Все долго молчали; когда он кончил, только старушка мать с горестью заметила, что и в просвещенных и больших местах случаются, видно, худые дела, и удивлялась, как же это начальство там православное, а за этим не смотрит!
Николаки немного покраснел за мать и сказал ей:
– Вы, матушка, уже слишком древняя кирия. Ныньче свет не такой!
Потом он развеселился и предложил Алкивиаду выслушать его рассказ об эпирских греках.

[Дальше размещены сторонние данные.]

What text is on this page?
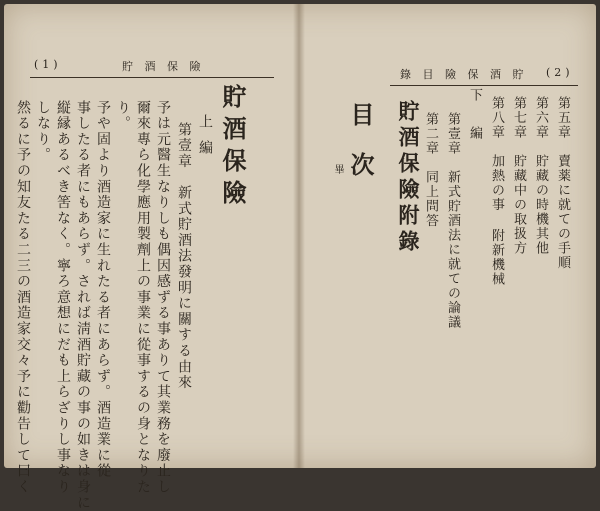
(1)	貯 酒 保 險
貯酒保險
上編
第壹章　新式貯酒法發明に關する由來
予は元醫生なりしも偶因感ずる事ありて其業務を廢止し
爾來專ら化學應用製劑上の事業に從事するの身となりた
り。
予や固より酒造家に生れたる者にあらず。酒造業に從
事したる者にもあらず。されば淸酒貯藏の事の如きは身に
縦縁あるべき筈なく。寧ろ意想にだも上らざりし事なり
しなり。
然るに予の知友たる二三の酒造家交々予に勸告して曰く
錄 目 險 保 酒 貯 (2)
第五章　賣薬に就ての手順
第六章　貯藏の時機其他
第七章　貯藏中の取扱方
第八章　加熱の事 附新機械
下　編
第壹章　新式貯酒法に就ての論議
第二章　同上問答
貯酒保險附錄
目次
畢
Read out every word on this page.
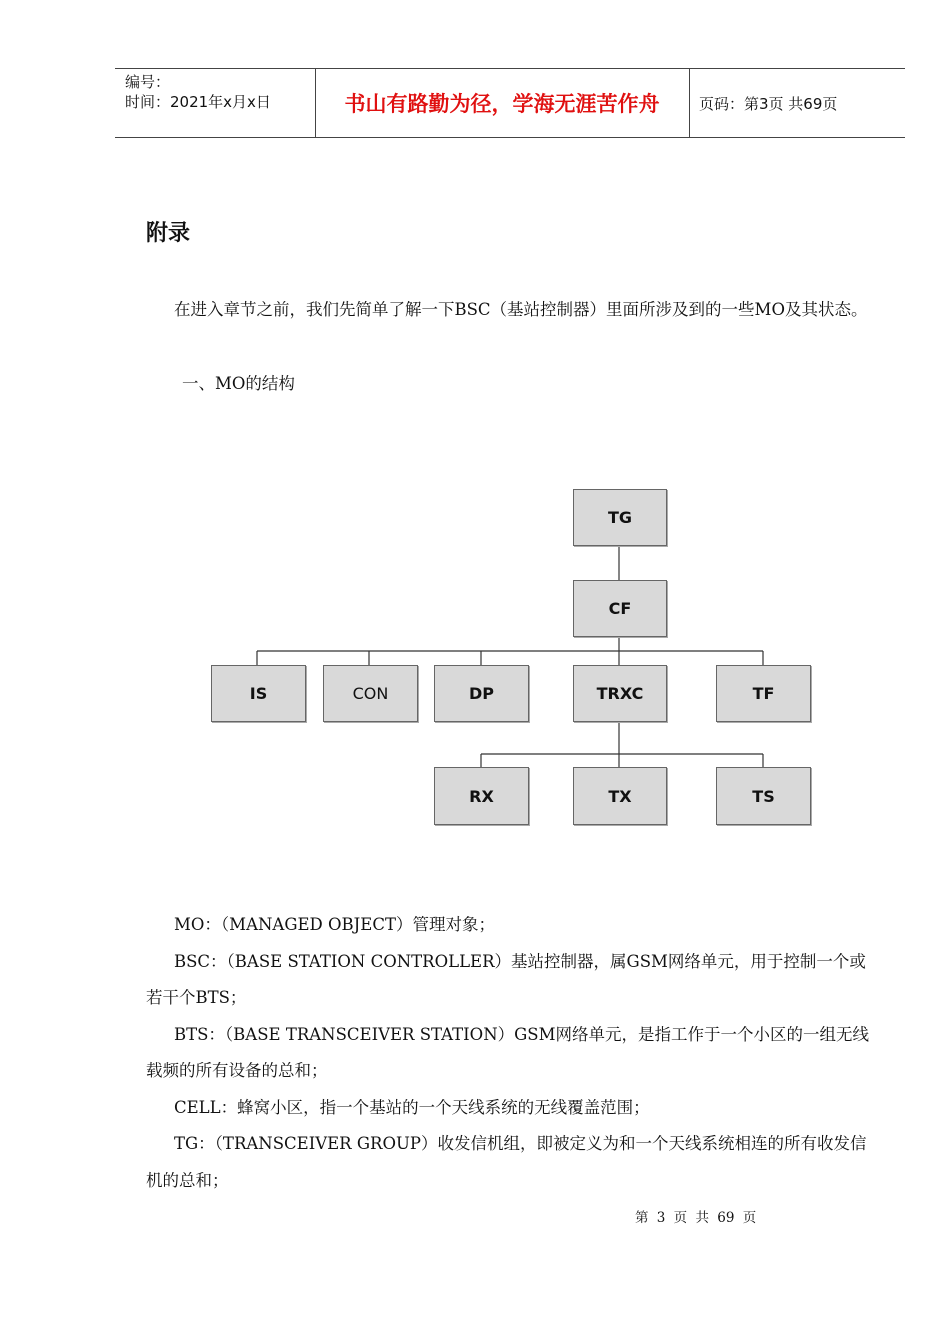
编号：
时间：2021年x月x日	书山有路勤为径，学海无涯苦作舟	页码：第3页 共69页
附录
在进入章节之前，我们先简单了解一下BSC（基站控制器）里面所涉及到的一些MO及其状态。
一、MO的结构
TG
CF
IS	CON	DP	TRXC	TF
RX	TX	TS

MO：（MANAGED OBJECT）管理对象；

BSC：（BASE STATION CONTROLLER）基站控制器，属GSM网络单元，用于控制一个或若干个BTS；

BTS：（BASE TRANSCEIVER STATION）GSM网络单元，是指工作于一个小区的一组无线载频的所有设备的总和；

CELL：蜂窝小区，指一个基站的一个天线系统的无线覆盖范围；

TG：（TRANSCEIVER GROUP）收发信机组，即被定义为和一个天线系统相连的所有收发信机的总和；

第 3 页 共 69 页
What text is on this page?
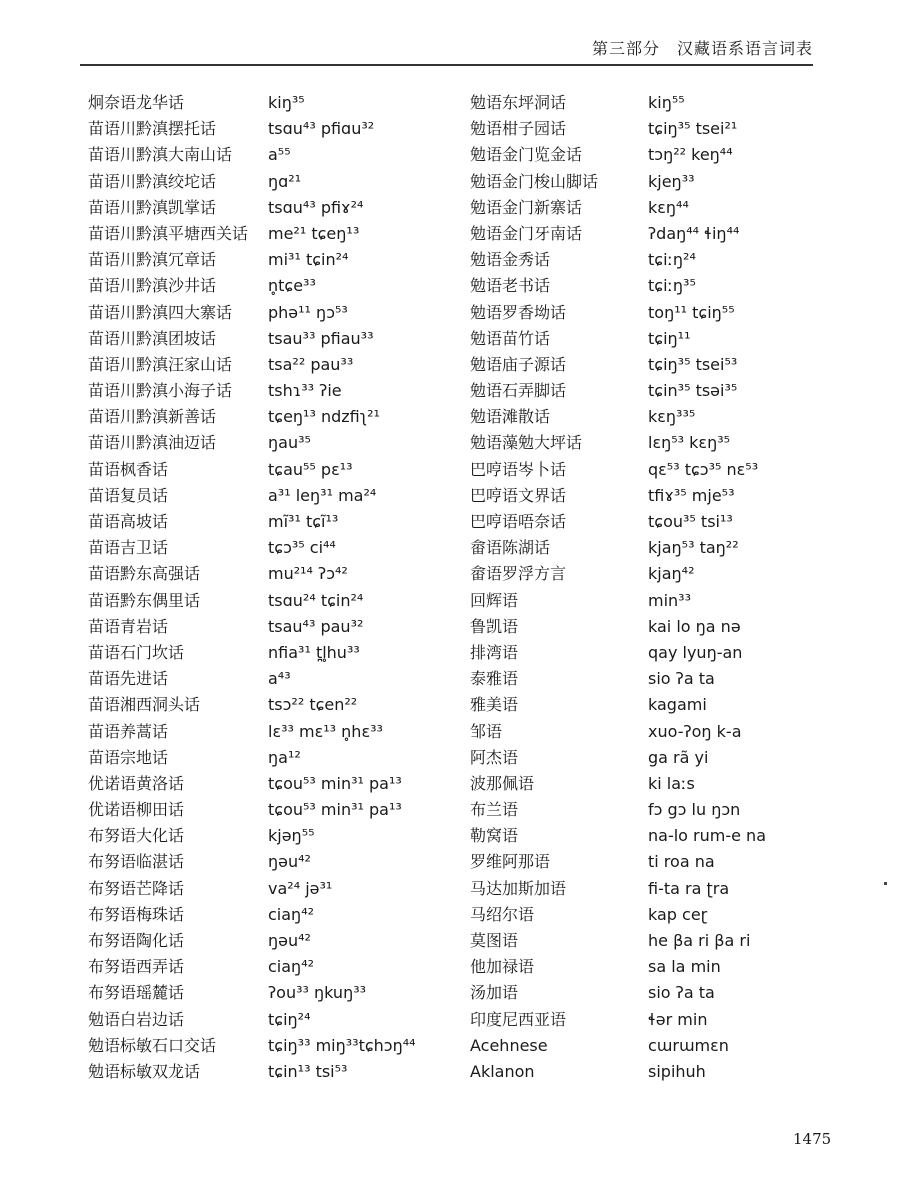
第三部分　汉藏语系语言词表
炯奈语龙华话	kiŋ³⁵
苗语川黔滇摆托话	tsɑu⁴³ pfiɑu³²
苗语川黔滇大南山话 a⁵⁵
苗语川黔滇绞坨话	ŋɑ²¹
苗语川黔滇凯掌话	tsɑu⁴³ pfiɤ²⁴
苗语川黔滇平塘西关话 me²¹ tɕeŋ¹³
苗语川黔滇冗章话	mi³¹ tɕin²⁴
苗语川黔滇沙井话	n̥tɕe³³
苗语川黔滇四大寨话 phə¹¹ ŋɔ⁵³
苗语川黔滇团坡话	tsau³³ pfiau³³
苗语川黔滇汪家山话 tsa²² pau³³
苗语川黔滇小海子话 tshɿ³³ ʔie
苗语川黔滇新善话	tɕeŋ¹³ ndzfiʅ²¹
苗语川黔滇油迈话	ŋau³⁵
苗语枫香话	tɕau⁵⁵ pɛ¹³
苗语复员话	a³¹ leŋ³¹ ma²⁴
苗语高坡话	mĩ³¹ tɕĩ¹³
苗语吉卫话	tɕɔ³⁵ ci⁴⁴
苗语黔东高强话	mu²¹⁴ ʔɔ⁴²
苗语黔东偶里话	tsɑu²⁴ tɕin²⁴
苗语青岩话	tsau⁴³ pau³²
苗语石门坎话	nfia³¹ t̪l̥hu³³
苗语先进话	a⁴³
苗语湘西洞头话	tsɔ²² tɕen²²
苗语养蒿话	lɛ³³ mɛ¹³ n̥hɛ³³
苗语宗地话	ŋa¹²
优诺语黄洛话	tɕou⁵³ min³¹ pa¹³
优诺语柳田话	tɕou⁵³ min³¹ pa¹³
布努语大化话	kjəŋ⁵⁵
布努语临湛话	ŋəu⁴²
布努语芒降话	va²⁴ jə³¹
布努语梅珠话	ciaŋ⁴²
布努语陶化话	ŋəu⁴²
布努语西弄话	ciaŋ⁴²
布努语瑶麓话	ʔou³³ ŋkuŋ³³
勉语白岩边话	tɕiŋ²⁴
勉语标敏石口交话	tɕiŋ³³ miŋ³³tɕhɔŋ⁴⁴
勉语标敏双龙话	tɕin¹³ tsi⁵³
勉语东坪洞话	kiŋ⁵⁵
勉语柑子园话	tɕiŋ³⁵ tsei²¹
勉语金门览金话	tɔŋ²² keŋ⁴⁴
勉语金门梭山脚话	kjeŋ³³
勉语金门新寨话	kɛŋ⁴⁴
勉语金门牙南话	ʔdaŋ⁴⁴ ɬiŋ⁴⁴
勉语金秀话	tɕiːŋ²⁴
勉语老书话	tɕiːŋ³⁵
勉语罗香坳话	toŋ¹¹ tɕiŋ⁵⁵
勉语苗竹话	tɕiŋ¹¹
勉语庙子源话	tɕiŋ³⁵ tsei⁵³
勉语石弄脚话	tɕin³⁵ tsəi³⁵
勉语滩散话	kɛŋ³³⁵
勉语藻勉大坪话	lɛŋ⁵³ kɛŋ³⁵
巴哼语岑卜话	qɛ⁵³ tɕɔ³⁵ nɛ⁵³
巴哼语文界话	tfiɤ³⁵ mje⁵³
巴哼语唔奈话	tɕou³⁵ tsi¹³
畲语陈湖话	kjaŋ⁵³ taŋ²²
畲语罗浮方言	kjaŋ⁴²
回辉语	min³³
鲁凯语	kai lo ŋa nə
排湾语	qay lyuŋ-an
泰雅语	sio ʔa ta
雅美语	kagami
邹语	xuo-ʔoŋ k-a
阿杰语	ga rã yi
波那佩语	ki laːs
布兰语	fɔ gɔ lu ŋɔn
勒窝语	na-lo rum-e na
罗维阿那语	ti roa na
马达加斯加语	fi-ta ra ʈra
马绍尔语	kap ceɽ
莫图语	he βa ri βa ri
他加禄语	sa la min
汤加语	sio ʔa ta
印度尼西亚语	ɬər min
Acehnese	cɯrɯmɛn
Aklanon	sipihuh
1475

– Хорошо! – воскликнул он, – ты рассказал мне трагическую историю из аристократической жизни русских; а я расскажу не одну, а две истории про наших… В одном селе, в странах наших, жил в старые годы один молодой паликар. Женился он на красивой девушке; справил свадьбу; пожил с молодою женой хорошо и уехал торговать на чужбину, как, ты знаешь, делают многие эпироты. Вернулся он через пять лет; жена все еще была хороша и без него стала любовницей одного турецкого бея. Расстались, однако, они, когда вернулся муж; но долго бей без нее оставаться не мог; он решился похитить ее и убедил ее так, что она согласилась на это. Бей выбрал день, в который она с мужем должна была ехать в гости к родным в другое село. Он взял с собой трех отважных турок и скрылся с ними за утесами на пути. Муж ехал на муле; жена шла около него пешком; не доходя до утеса, жена сказала мужу: «Поезжай тихо, а я одежду хочу поправить и после догоню тебя!» Видно, ей было страшно. Бросились турки на мужа; но он имел оружие; ранил всех трех, и остался бей перед ним один. «За что хотел ты мне зла? – спросил он его. – Отдай мне оружие и скажи мне правду, тогда я подарю тебе жизнь». Бей отдал ему оружие и сознался, что хотел похитить его жену. Тогда муж не вынес этих слов и убил бея. Возвратился к жене, отрубил ей обе груди, бросил ее на дороге, истекающую кровью, и бежал из Турции. Дело это старых времен. Турки были тогда проще, и паша сказал: «Напрасно бежал человек – я бы не наказал его. Он исполнил долг своей чести!»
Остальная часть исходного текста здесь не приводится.